We used NOAA’s storm data from 1950 through November 2011 to answer two key questions to inform planning and preparation for severe weather events. First, across the United States, which types of events are most harmful with respect to population health? And second, across the United States, which types of events have the greatest economic consequences? To answer the first question, we summarized the total fatalities and injuries directly linked to each type of severe weather event. The resulting plot, shown below, emphasizes how greatly tornadoes affect population health, as a much higher magnitude than other types of events with about 100,000 associated deaths and injuries. We similarly analyzed the types of events that caused the most monetary damage to property and crops over the data time period. In this case, floods yielded the most damage, about $150 billion, followed by hurricanes/typhoons and tornadoes.
To conduct the analysis, we first open the necessary packages for analysis and download and read the data:
#Load dplyr and ggplot2
library(dplyr)
##
## Attaching package: 'dplyr'
## The following objects are masked from 'package:stats':
##
## filter, lag
## The following objects are masked from 'package:base':
##
## intersect, setdiff, setequal, union
library(ggplot2)
#Create a new folder if it does not exist and download the zipped data
if(!file.exists("./NOAA_Analysis")) {
dir.create("./NOAA_Analysis")
}
dataURL <- "https://d396qusza40orc.cloudfront.net/repdata%2Fdata%2FStormData.csv.bz2"
download.file(dataURL, "./NOAA_Analysis/NOAA_Data")
#Read data. This may take a minute.
NOAAdata <- read.csv("./NOAA_Analysis/NOAA_Data", stringsAsFactors = FALSE, encoding = "latin1")
We will focus on a limited set of variables for analysis that are relevant to population health and economic impacts:
We select only these variables in the data for analysis.
##Create a new dataframe with the select variables
stormData <- NOAAdata %>%
select(EVTYPE, FATALITIES, INJURIES, PROPDMG, PROPDMGEXP, CROPDMG, CROPDMGEXP)

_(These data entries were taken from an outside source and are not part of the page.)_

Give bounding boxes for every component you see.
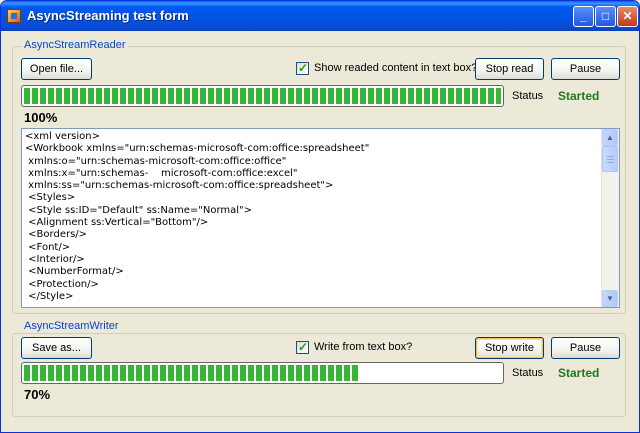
scroll-down-button[interactable]: ▼ — [602, 290, 618, 307]
reader-status-label: Status — [512, 90, 544, 102]
reader-percent: 100% — [24, 110, 58, 125]
grip-line — [607, 156, 614, 157]
show-content-checkbox[interactable]: ✓ — [296, 61, 309, 75]
close-button[interactable]: ✕ — [617, 6, 638, 27]
content-textbox[interactable]: <xml version> <Workbook xmlns="urn:schem… — [21, 128, 620, 308]
write-from-textbox-label: Write from text box? — [314, 341, 413, 353]
checkmark-icon: ✓ — [298, 61, 309, 75]
maximize-icon: □ — [601, 9, 610, 23]
checkmark-icon: ✓ — [298, 340, 309, 354]
show-content-label: Show readed content in text box? — [314, 62, 478, 74]
reader-progress-fill — [24, 88, 501, 104]
title-bar[interactable]: AsyncStreaming test form _ □ ✕ — [1, 1, 639, 31]
content-text: <xml version> <Workbook xmlns="urn:schem… — [25, 131, 370, 302]
scroll-up-button[interactable]: ▲ — [602, 129, 618, 146]
scroll-up-arrow-icon: ▲ — [606, 133, 614, 142]
writer-percent: 70% — [24, 387, 51, 402]
main-window: AsyncStreaming test form _ □ ✕ AsyncStre… — [0, 0, 640, 433]
write-from-textbox-checkbox[interactable]: ✓ — [296, 340, 309, 354]
content-scrollbar[interactable]: ▲ ▼ — [601, 129, 619, 307]
pause-write-button[interactable]: Pause — [551, 337, 620, 359]
writer-status-label: Status — [512, 367, 544, 379]
form-app-icon[interactable] — [7, 9, 21, 23]
reader-group-label: AsyncStreamReader — [22, 39, 128, 51]
writer-progress-bar — [21, 362, 504, 384]
stop-write-button[interactable]: Stop write — [475, 337, 544, 359]
pause-read-button[interactable]: Pause — [551, 58, 620, 80]
stop-read-button[interactable]: Stop read — [475, 58, 544, 80]
close-icon: ✕ — [622, 9, 633, 23]
minimize-icon: _ — [580, 9, 587, 23]
save-as-button[interactable]: Save as... — [21, 337, 92, 359]
writer-group-label: AsyncStreamWriter — [22, 320, 121, 332]
scroll-thumb[interactable] — [602, 146, 618, 172]
maximize-button[interactable]: □ — [595, 6, 616, 27]
open-file-button[interactable]: Open file... — [21, 58, 92, 80]
writer-progress-fill — [24, 365, 358, 381]
minimize-button[interactable]: _ — [573, 6, 594, 27]
writer-status-value: Started — [558, 366, 600, 380]
reader-status-value: Started — [558, 89, 600, 103]
window-title: AsyncStreaming test form — [27, 8, 189, 23]
reader-progress-bar — [21, 85, 504, 107]
grip-line — [607, 159, 614, 160]
scroll-down-arrow-icon: ▼ — [606, 294, 614, 303]
grip-line — [607, 162, 614, 163]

We also adjust the property and crop damage amounts so the monetary exponents are not a separate variable.
#Fix damage exponents
exp_map <- function(e) {
ifelse(e %in% c("K", "k"), 1e3,
ifelse(e %in% c("M", "m"), 1e6,
ifelse(e %in% c("B", "b"), 1e9, 0)))
}
stormData <- stormData %>%
mutate(
prop_dmg_total = PROPDMG * exp_map(PROPDMGEXP),
crop_dmg_total = CROPDMG * exp_map(CROPDMGEXP),
total_dmg = prop_dmg_total + crop_dmg_total
)
We look specifically at the number of fatalities and injuries, arranged by event type. We will look at the top 10 types of events that have caused the most fatalities and injuries across the data.

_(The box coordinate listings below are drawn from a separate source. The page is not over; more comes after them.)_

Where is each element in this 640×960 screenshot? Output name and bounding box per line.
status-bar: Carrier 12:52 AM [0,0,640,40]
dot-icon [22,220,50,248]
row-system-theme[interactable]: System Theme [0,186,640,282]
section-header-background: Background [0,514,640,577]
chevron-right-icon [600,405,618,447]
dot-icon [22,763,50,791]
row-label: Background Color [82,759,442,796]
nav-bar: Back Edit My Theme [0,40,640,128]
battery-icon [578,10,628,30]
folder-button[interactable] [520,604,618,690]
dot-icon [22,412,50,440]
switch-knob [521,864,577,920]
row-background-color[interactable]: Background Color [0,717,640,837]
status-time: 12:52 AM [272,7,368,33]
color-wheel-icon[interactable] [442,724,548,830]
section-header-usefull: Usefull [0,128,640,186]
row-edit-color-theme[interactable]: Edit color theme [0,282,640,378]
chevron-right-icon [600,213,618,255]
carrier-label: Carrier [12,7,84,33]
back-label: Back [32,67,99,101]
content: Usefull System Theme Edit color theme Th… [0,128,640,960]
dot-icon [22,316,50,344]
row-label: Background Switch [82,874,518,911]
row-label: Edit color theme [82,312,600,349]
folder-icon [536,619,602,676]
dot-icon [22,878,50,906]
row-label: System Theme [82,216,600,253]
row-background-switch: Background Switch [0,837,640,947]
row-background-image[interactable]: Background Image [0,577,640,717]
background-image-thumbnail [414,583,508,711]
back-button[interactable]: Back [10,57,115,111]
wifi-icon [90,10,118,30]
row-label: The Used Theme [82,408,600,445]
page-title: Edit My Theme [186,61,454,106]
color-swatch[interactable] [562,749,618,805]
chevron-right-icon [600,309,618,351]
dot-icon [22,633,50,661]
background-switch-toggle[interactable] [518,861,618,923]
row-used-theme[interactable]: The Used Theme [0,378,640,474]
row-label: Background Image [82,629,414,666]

# Summarize fatalities and injuries
health_impact <- stormData %>%
group_by(EVTYPE) %>%
summarize(
fatalities = sum(FATALITIES, na.rm = TRUE),
injuries = sum(INJURIES, na.rm = TRUE)
) %>%
mutate(total = fatalities + injuries) %>%
arrange(desc(total))
# Top 10 events
top_health <- head(health_impact, 10)
The following chart visualizes the top 10 event types that most affect population health through injury or death, in descending order from left to right.
# Plot
ggplot(top_health, aes(x = reorder(EVTYPE, -total), y = total)) +
geom_bar(stat = "identity", fill = "darkred") +
labs(title = "Top 10 Weather Events by Population Health Impact",
x = "Event Type", y = "Total Fatalities and Injuries") +
theme(axis.text.x = element_text(angle = 45, hjust = 1))
Tornadoes far exceed other types of events in the resulting deaths and injuries, directly causing about 96,979 such events over the data time period (1950-2011).

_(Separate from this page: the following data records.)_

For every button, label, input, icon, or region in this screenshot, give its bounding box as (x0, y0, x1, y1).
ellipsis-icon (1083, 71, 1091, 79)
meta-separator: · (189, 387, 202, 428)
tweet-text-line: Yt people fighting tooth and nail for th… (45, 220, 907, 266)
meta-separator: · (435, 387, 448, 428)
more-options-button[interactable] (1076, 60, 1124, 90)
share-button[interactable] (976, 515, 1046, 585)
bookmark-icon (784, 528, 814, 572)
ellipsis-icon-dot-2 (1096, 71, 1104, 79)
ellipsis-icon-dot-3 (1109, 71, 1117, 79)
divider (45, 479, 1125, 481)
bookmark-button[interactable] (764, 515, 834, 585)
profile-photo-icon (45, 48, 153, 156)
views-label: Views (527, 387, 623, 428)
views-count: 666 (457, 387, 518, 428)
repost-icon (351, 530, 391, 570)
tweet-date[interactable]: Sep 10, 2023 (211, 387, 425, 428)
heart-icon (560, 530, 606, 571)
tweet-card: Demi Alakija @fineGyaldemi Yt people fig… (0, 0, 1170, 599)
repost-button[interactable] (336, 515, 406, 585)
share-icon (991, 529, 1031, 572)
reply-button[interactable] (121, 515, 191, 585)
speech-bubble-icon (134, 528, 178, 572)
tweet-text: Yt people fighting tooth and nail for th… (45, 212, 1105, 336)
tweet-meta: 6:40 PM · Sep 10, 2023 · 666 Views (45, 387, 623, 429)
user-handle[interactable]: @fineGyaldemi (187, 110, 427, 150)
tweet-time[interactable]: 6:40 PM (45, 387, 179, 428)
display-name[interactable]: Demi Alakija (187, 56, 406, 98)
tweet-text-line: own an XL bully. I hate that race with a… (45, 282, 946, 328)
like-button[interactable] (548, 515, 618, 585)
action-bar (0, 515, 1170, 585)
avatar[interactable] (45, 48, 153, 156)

We look specifically at the total monetary impacts from property and crop damage, arranged by event type. We will look at the top 10 types of events that have caused the greatest amount of damage in dollar amounts.
economic_impact <- stormData %>%
group_by(EVTYPE) %>%
summarize(total_dmg = sum(total_dmg, na.rm = TRUE)) %>%
arrange(desc(total_dmg))
top_econ <- head(economic_impact, 10)
The following chart visualizes the top 10 event types that caused the most monetary damage to property and crops, in descending order from left to right.
ggplot(top_econ, aes(x = reorder(EVTYPE, -total_dmg), y = total_dmg / 1e9)) +
geom_bar(stat = "identity", fill = "darkgreen") +
labs(title = "Top 10 Weather Events by Economic Damage",
x = "Event Type", y = "Damage (in billions of dollars)") +
theme(axis.text.x = element_text(angle = 45, hjust = 1))
Floods are clearly responsible for the most damage, resulting in approximately 150 billion U.S. dollars of property and crop damage over the data time frame.